What health history were they talking about? I don’t have a weight problem. I don’t have high cholesterol. I don’t have diabetes. I exercise and know about preparing healthy foods, having taken oodles of nutrition courses in college. What in my medical records that Aetna scrutinized could have triggered such a letter? What did this coach want to discuss? Were my eye medications getting to be too costly for the company? Were they trying to switch me to a different eye med? That’s my biggest medical expense. Why would a coach know more about ophthalmology than the doctor I’ve been seeing for 20 years? Annoyed, I called the insurer.

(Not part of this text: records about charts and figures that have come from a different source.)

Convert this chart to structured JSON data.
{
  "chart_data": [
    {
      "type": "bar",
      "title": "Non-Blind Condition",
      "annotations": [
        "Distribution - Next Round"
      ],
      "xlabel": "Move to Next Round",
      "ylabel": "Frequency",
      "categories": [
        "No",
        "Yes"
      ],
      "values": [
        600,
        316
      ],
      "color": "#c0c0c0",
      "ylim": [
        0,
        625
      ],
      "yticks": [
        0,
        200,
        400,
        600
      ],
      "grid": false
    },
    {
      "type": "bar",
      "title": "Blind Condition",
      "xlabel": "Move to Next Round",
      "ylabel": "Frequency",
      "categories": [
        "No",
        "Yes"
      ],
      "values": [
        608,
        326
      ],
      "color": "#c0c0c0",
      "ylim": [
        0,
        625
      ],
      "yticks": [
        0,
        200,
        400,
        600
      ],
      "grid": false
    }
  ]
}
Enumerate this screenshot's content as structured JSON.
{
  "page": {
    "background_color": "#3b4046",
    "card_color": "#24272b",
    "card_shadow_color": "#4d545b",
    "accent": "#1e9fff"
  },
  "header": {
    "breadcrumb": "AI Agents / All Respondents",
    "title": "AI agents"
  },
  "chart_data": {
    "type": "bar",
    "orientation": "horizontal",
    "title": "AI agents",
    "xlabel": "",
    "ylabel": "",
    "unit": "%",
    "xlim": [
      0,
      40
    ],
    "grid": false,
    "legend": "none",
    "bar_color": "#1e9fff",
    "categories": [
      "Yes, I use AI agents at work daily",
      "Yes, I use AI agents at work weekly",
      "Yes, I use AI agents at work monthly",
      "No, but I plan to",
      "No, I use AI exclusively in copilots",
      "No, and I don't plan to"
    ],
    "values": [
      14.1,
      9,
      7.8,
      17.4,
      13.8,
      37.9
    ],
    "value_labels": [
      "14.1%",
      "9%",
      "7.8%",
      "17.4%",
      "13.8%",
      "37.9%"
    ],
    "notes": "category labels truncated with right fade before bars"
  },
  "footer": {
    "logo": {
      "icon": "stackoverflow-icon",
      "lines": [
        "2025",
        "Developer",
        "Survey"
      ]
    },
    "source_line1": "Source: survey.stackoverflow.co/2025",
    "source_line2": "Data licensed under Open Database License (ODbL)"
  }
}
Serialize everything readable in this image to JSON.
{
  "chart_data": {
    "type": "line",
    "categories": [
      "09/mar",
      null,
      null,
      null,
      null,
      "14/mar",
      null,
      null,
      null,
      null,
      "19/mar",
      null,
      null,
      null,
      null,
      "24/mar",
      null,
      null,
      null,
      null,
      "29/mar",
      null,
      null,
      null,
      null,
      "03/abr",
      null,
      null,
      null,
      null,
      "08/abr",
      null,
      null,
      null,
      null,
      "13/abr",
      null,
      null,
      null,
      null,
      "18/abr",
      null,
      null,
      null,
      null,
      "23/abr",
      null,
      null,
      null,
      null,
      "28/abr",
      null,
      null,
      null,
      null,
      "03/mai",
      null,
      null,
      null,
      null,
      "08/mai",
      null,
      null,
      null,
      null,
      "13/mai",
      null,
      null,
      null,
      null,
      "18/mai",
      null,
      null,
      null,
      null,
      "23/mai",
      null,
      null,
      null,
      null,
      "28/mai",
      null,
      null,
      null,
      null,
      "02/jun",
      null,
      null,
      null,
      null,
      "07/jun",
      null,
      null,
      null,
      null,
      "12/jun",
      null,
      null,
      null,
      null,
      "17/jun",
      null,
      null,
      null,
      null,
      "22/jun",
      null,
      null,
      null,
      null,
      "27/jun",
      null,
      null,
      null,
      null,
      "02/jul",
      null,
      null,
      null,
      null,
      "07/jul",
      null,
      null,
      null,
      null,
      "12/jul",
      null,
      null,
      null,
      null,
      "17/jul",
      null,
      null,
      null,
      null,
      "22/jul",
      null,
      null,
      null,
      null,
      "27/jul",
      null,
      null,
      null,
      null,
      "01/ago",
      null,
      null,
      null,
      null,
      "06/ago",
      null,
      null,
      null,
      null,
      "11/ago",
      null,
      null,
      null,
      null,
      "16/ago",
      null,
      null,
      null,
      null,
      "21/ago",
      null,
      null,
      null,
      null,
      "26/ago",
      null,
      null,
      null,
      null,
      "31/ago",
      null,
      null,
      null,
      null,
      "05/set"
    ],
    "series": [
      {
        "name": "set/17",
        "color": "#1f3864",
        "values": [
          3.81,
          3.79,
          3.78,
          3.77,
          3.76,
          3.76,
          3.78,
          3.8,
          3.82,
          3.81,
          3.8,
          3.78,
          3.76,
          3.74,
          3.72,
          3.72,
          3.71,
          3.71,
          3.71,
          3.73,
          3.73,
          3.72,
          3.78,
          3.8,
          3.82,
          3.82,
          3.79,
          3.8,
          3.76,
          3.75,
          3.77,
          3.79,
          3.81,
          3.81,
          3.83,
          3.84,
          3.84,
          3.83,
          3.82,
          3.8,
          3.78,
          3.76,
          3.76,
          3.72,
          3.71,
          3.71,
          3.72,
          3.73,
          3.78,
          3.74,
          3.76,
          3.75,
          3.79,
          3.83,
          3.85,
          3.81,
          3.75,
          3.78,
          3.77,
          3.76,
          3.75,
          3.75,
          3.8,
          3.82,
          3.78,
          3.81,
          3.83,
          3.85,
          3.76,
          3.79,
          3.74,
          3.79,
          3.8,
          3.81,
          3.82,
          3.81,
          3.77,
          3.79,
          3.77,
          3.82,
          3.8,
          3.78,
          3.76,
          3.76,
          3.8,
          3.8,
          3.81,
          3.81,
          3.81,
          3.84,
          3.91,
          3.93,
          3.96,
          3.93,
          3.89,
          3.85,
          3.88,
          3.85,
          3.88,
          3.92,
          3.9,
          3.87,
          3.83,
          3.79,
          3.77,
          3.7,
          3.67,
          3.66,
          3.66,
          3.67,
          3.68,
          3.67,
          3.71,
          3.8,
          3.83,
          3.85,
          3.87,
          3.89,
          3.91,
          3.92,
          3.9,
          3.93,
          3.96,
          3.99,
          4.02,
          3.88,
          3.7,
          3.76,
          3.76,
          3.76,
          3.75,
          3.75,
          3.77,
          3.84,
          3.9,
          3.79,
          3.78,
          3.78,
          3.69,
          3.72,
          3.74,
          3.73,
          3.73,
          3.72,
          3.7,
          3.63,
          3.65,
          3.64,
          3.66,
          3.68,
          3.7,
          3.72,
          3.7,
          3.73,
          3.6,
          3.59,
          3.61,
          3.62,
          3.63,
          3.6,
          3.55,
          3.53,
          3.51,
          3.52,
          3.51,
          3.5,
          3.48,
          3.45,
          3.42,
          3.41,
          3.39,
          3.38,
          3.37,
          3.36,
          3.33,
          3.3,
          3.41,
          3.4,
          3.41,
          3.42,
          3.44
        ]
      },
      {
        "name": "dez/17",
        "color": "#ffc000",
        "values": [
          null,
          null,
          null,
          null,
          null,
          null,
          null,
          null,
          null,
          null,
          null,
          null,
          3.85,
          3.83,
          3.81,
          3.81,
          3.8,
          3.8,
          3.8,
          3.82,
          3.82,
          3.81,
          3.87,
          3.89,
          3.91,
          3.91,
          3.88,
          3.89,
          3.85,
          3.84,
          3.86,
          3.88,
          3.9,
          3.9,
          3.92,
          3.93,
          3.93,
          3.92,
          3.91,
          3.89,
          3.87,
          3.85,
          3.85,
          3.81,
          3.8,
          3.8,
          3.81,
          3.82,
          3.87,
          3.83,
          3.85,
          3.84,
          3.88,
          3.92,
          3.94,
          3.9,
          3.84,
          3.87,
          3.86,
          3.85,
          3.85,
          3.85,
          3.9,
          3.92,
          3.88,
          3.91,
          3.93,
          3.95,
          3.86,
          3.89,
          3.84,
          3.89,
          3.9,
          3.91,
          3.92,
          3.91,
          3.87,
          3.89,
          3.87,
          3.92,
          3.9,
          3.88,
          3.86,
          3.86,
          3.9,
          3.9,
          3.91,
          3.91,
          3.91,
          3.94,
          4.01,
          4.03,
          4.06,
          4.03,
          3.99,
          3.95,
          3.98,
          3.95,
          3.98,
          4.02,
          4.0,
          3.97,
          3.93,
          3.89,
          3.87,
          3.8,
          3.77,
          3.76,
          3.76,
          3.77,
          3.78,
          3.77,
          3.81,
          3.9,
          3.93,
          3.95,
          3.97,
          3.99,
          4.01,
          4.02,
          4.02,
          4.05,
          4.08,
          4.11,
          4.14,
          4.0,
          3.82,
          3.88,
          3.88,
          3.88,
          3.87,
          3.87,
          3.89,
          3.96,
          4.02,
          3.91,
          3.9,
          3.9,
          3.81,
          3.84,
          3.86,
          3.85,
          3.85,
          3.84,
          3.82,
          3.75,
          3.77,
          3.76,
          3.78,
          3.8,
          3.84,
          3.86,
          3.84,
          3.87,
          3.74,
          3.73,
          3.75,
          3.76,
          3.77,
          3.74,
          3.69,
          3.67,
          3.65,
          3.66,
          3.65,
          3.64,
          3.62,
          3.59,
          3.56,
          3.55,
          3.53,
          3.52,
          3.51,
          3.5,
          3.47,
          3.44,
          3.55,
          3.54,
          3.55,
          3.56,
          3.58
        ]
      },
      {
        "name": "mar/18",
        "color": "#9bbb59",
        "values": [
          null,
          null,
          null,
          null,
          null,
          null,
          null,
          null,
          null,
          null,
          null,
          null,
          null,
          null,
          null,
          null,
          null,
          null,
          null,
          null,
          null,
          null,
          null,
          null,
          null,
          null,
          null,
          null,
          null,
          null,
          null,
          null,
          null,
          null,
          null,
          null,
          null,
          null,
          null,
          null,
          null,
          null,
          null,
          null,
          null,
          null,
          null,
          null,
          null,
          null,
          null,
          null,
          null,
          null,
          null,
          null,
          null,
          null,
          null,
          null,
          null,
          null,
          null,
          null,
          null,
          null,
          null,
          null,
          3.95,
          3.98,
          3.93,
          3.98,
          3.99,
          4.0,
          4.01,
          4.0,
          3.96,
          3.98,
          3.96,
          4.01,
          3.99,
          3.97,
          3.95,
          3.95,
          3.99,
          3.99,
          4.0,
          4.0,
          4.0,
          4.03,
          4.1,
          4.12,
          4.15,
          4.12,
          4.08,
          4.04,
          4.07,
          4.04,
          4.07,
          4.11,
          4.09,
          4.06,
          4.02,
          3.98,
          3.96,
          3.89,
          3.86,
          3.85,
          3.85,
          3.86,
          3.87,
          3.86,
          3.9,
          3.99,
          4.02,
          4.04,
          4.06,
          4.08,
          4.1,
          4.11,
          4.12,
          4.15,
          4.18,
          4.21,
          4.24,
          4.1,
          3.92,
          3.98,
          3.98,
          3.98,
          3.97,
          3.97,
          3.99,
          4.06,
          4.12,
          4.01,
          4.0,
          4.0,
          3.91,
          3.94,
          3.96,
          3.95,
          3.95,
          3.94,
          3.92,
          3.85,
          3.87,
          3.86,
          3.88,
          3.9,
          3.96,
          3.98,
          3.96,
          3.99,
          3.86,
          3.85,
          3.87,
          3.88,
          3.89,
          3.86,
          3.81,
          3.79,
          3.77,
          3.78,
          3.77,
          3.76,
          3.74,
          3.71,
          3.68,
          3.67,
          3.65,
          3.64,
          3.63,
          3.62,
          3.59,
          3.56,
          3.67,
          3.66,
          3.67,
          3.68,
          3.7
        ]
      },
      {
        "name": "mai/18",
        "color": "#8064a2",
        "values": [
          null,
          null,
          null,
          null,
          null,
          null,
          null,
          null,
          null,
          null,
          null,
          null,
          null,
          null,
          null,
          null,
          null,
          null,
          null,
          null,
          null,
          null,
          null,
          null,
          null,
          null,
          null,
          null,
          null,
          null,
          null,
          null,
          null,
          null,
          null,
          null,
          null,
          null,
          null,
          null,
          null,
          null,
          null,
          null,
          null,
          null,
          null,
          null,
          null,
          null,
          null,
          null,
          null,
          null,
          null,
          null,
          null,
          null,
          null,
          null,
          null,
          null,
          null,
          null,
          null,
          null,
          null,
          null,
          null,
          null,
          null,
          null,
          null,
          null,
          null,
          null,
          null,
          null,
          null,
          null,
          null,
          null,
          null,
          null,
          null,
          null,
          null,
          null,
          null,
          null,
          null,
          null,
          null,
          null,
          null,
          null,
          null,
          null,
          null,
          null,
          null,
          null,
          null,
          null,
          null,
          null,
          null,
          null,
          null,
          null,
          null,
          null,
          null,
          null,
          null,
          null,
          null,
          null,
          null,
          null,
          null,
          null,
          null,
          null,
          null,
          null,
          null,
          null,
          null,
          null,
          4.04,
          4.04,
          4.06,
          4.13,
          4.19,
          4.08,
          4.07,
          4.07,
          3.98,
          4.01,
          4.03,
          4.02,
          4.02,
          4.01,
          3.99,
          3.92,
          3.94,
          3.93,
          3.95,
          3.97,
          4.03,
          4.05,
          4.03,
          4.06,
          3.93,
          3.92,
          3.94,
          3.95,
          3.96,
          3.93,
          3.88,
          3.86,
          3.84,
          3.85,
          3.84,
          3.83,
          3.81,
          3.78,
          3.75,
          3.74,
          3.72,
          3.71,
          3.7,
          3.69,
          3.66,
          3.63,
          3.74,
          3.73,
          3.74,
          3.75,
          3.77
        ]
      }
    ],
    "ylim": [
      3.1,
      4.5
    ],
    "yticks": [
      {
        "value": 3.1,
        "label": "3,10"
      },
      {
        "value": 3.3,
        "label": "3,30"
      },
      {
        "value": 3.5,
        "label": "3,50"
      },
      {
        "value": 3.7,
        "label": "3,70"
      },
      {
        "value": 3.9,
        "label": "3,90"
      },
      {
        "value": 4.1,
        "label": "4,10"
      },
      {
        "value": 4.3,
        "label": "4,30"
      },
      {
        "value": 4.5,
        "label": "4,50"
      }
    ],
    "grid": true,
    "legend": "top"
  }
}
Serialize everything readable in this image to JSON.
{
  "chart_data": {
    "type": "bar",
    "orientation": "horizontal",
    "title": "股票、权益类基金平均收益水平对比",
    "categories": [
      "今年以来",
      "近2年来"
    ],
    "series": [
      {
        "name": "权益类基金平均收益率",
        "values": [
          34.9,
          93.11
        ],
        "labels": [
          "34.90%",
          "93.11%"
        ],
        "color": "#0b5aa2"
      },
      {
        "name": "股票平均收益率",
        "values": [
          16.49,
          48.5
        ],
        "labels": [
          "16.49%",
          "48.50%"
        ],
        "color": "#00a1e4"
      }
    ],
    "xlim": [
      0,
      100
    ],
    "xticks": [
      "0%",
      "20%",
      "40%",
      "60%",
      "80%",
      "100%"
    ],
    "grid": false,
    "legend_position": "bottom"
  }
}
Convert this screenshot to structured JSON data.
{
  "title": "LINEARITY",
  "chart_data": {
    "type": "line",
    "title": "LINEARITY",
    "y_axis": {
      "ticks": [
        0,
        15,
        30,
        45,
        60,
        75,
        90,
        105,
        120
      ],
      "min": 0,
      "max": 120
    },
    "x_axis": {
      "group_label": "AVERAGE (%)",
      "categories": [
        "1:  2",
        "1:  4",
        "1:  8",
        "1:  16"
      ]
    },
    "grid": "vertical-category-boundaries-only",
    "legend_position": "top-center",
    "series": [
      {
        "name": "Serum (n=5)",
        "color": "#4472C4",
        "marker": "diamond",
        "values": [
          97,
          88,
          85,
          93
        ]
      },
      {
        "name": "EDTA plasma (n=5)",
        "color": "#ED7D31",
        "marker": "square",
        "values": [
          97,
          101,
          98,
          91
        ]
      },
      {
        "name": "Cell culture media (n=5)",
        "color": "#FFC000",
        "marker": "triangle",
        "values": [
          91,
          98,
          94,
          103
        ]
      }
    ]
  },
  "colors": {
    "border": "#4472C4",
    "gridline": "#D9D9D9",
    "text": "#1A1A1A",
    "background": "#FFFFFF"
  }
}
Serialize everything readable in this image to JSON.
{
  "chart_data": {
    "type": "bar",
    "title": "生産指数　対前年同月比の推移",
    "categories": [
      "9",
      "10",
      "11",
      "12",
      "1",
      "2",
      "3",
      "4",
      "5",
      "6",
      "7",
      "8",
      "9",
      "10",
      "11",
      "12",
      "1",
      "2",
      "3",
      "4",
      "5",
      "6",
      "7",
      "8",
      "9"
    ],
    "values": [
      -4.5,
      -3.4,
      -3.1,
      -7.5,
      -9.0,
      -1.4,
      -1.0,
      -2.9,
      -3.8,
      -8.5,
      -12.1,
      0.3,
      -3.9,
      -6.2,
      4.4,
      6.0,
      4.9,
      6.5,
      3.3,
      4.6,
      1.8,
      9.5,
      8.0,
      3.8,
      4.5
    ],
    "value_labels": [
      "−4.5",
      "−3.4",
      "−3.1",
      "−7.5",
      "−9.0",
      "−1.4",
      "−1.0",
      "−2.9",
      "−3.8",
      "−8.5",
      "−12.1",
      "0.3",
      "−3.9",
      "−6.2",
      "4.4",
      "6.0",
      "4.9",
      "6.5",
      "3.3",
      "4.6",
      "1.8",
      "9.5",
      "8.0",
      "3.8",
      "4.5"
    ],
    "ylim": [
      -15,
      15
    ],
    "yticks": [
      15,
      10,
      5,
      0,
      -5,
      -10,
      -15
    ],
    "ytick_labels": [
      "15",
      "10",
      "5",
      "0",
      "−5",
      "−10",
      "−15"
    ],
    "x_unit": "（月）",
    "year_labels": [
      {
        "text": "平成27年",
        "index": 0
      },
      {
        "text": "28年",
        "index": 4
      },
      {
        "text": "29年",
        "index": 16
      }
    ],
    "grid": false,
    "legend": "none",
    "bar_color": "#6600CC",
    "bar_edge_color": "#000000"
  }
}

The customer rep described Aetna’s coaching service as a health education program. And when I asked what in my file warranted the letter, she replied it was an “outreach letter to let you know about the program.” If there were anything I wanted to work on, the coach would be there for me.
I told her I was not interested. But the fact that she had my records in front of her and was prepared to pass them along to a coach whom I would know only on the phone got me thinking about whether my medical information was indeed as confidential as the outreach letter promised. It seemed like my record was an open book just waiting for the commerce of medicine to exploit.
It was clear the customer rep did not have an eager customer, but she still asked, “Can we call you?” if any concerns came up. After I said no, she said she had to ask one more thing. “On our calls we have to screen for depression,” she told me.
The rep said they are supposed to ask if callers are “down or depressed.” If I were, which I wasn’t, why would I tell her? “You’d be surprised how many people say ‘yes,'” she said. What if you say you are down you are down in the dumps because it’s been too cold for days on end? Does that mean Aetna’s coach will send you to a therapist? The rep did mention behavioral health as a service they provided.
My conversation with her illustrates Collar’s point. Who’s making the decisions about your health care?
Trudy Lieberman is a journalist and an adjunct associate professor of public health, Hunter College, New York, NY. She blogs on the Prepared Patient blog.